Veröffentlicht am: 10.08.2026 um 11:01 Uhr | Redaktion boerse-global.de

Arbeitgeberpräsident Dulger will die tägliche durch eine wöchentliche Höchstarbeitszeit ersetzen. Gewerkschaften und Opposition kritisieren die Pläne scharf.

Arbeitszeit-Reform: Dulger fordert Wochenlimit statt täglicher Höchstarbeitszeit
Ein moderner, minimalistischer Büroarbeitsplatz mit einem digitalen Kalender und Dokumenten auf einem Holztisch. Illustration mit AI erstellt übermittelt durch boerse-global.de

Arbeitgeberpräsident Rainer Dulger fordert eine grundlegende Reform des Arbeitszeitgesetzes. Er will die tägliche durch eine wöchentliche Höchstarbeitszeit ersetzen – und erntet heftigen Widerstand.

„Gesetz aus der Telex-Ära“

Dulger bezeichnete das geltende Arbeitszeitgesetz Anfang August als veraltet und verglich es mit der Ära von Telex-Geräten und Wählscheibentelefonen. Im Zentrum seiner Forderung steht der Übergang zu einer wöchentlichen Höchstarbeitszeit, wie sie die EU-Richtlinie mit bis zu 48 Stunden vorsieht.

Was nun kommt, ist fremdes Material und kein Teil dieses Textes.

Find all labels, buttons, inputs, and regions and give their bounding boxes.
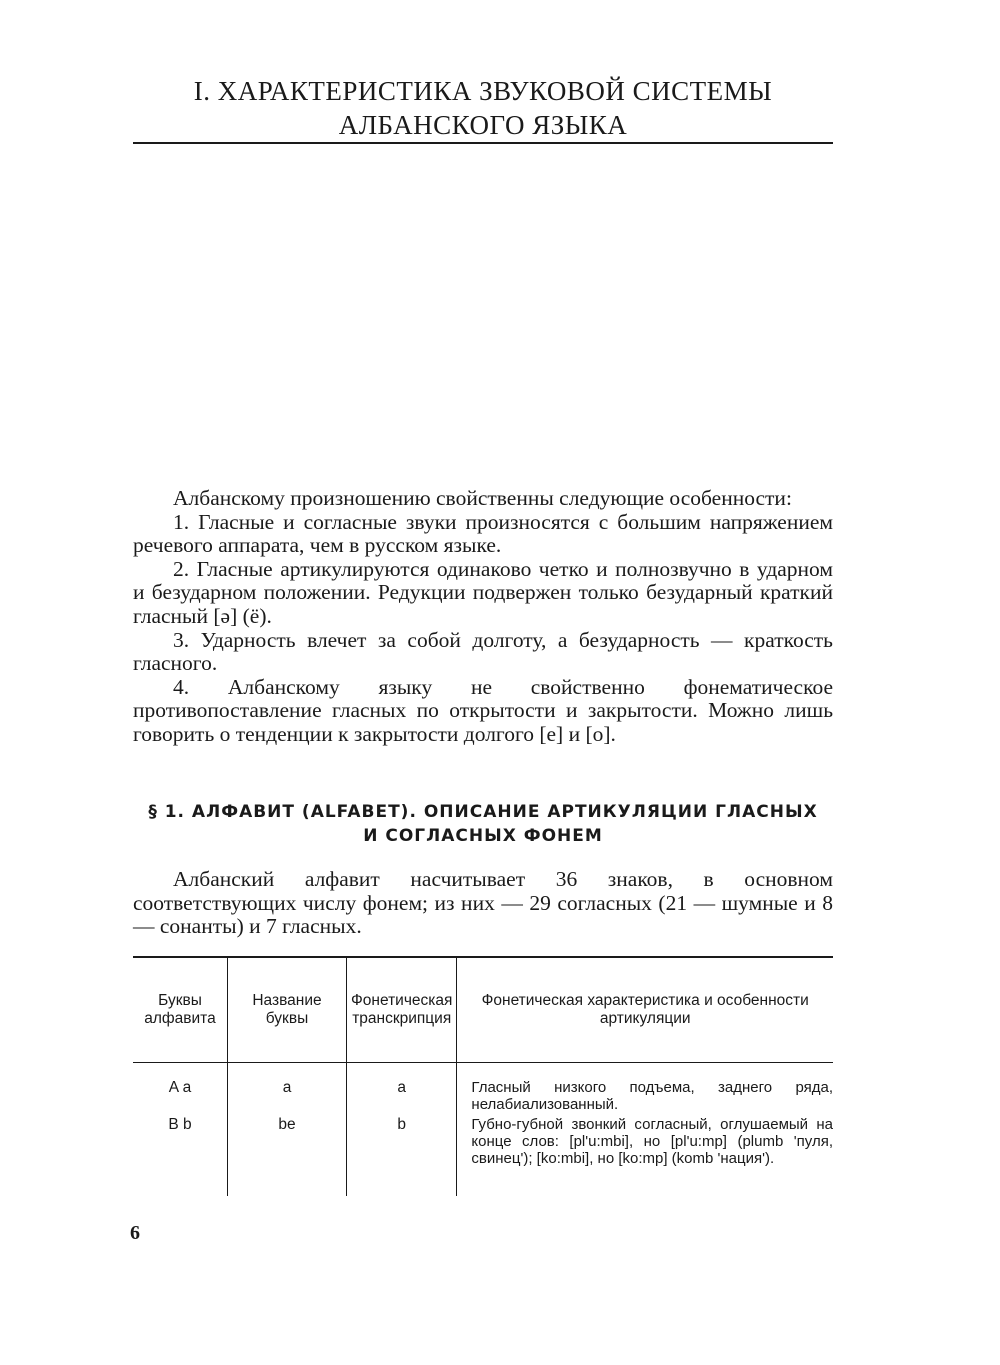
section-heading [133,800,833,848]
intro-point-3: 3. Ударность влечет за собой долготу, а безударность — краткость гласного. [133,627,833,676]
intro-lead: Албанскому произношению свойственны следующие особенности: [173,486,792,510]
table-row [133,1079,833,1116]
header-letter-name: Название буквы [228,957,347,1063]
intro-point-4: 4. Албанскому языку не свойственно фонематическое противопоставление гласных по открытости и закрытости. Можно лишь говорить о тенденции к закрытости долгого [е] и [о]. [133,674,833,746]
title-divider [133,142,833,144]
cell-name: be [228,1116,347,1196]
cell-name: a [228,1079,347,1116]
table-header-row [133,957,833,1063]
alphabet-intro-paragraph: Албанский алфавит насчитывает 36 знаков, в основном соответствующих числу фонем; из них — 29 согласных (21 — шумные и 8 — сонанты) и 7 гласных. [133,867,833,939]
header-letters: Буквы алфавита [133,957,228,1063]
intro-block [133,487,833,747]
cell-description: Гласный низкого подъема, заднего ряда, нелабиализованный. [457,1079,833,1116]
page-number: 6 [130,1222,140,1244]
section-heading-line-2: И СОГЛАСНЫХ ФОНЕМ [363,826,603,846]
table-spacer-row [133,1063,833,1080]
chapter-title-line-1: I. ХАРАКТЕРИСТИКА ЗВУКОВОЙ СИСТЕМЫ [193,76,773,106]
chapter-title-line-2: АЛБАНСКОГО ЯЗЫКА [338,110,628,140]
chapter-title [133,74,833,142]
cell-letter: A a [168,1079,192,1096]
header-characteristics: Фонетическая характеристика и особенности артикуляции [457,957,833,1063]
intro-point-1: 1. Гласные и согласные звуки произносятся с большим напряжением речевого аппарата, чем в русском языке. [133,509,833,558]
cell-letter: B b [168,1116,192,1133]
section-heading-line-1: § 1. АЛФАВИТ (ALFABET). ОПИСАНИЕ АРТИКУЛЯЦИИ ГЛАСНЫХ [148,802,818,822]
cell-description: Губно-губной звонкий согласный, оглушаемый на конце слов: [pl'u:mbi], но [pl'u:mp] (plumb 'пуля, свинец'); [ko:mbi], но [ko:mp] (komb 'нация'). [457,1116,833,1196]
table-row [133,1116,833,1196]
header-transcription: Фонетическая транскрипция [347,957,457,1063]
alphabet-table [133,956,833,1196]
alphabet-intro [133,868,833,939]
cell-transcription: a [347,1079,457,1116]
cell-transcription: b [347,1116,457,1196]
intro-point-2: 2. Гласные артикулируются одинаково четко и полнозвучно в ударном и безударном положении. Редукции подвержен только безударный краткий гласный [ә] (ё). [133,556,833,628]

Bisher begrenzt das deutsche Recht die tägliche Arbeitszeit grundsätzlich auf acht Stunden. Eine Ausweitung auf zehn Stunden ist nur unter der Bedingung eines zeitnahen Ausgleichs innerhalb von sechs Monaten möglich.

Dulger verwies darauf, dass flexiblere Modelle in anderen europäischen Ländern bereits erfolgreich praktiziert würden. Die Krankheitsquoten in Belgien oder Italien seien niedriger als in Deutschland, so seine Argumentation. Befürchtungen über gesundheitliche Folgen trat er entgegen: Bei einer tatsächlichen Gefährdung müssten Arbeitnehmer bereits jetzt in großem Umfang krankheitsbedingt ausfallen.

DGB warnt vor „Spiel mit dem Feuer“

Die Gewerkschaften reagierten mit deutlicher Ablehnung. DGB-Vize Stefan Körzell erklärte, ein Eingriff in den Achtstundentag komme einem Spiel mit dem Feuer gleich. Er warnte vor einem Rückfall in Arbeitsverhältnisse des 19. Jahrhunderts.

Besonders brisant: In Unternehmen ohne Tarifbindung könnten bei einer Aufweichung der Regeln Arbeitstage von bis zu 13 Stunden drohen, so die Einschätzung des Gewerkschaftsbundes.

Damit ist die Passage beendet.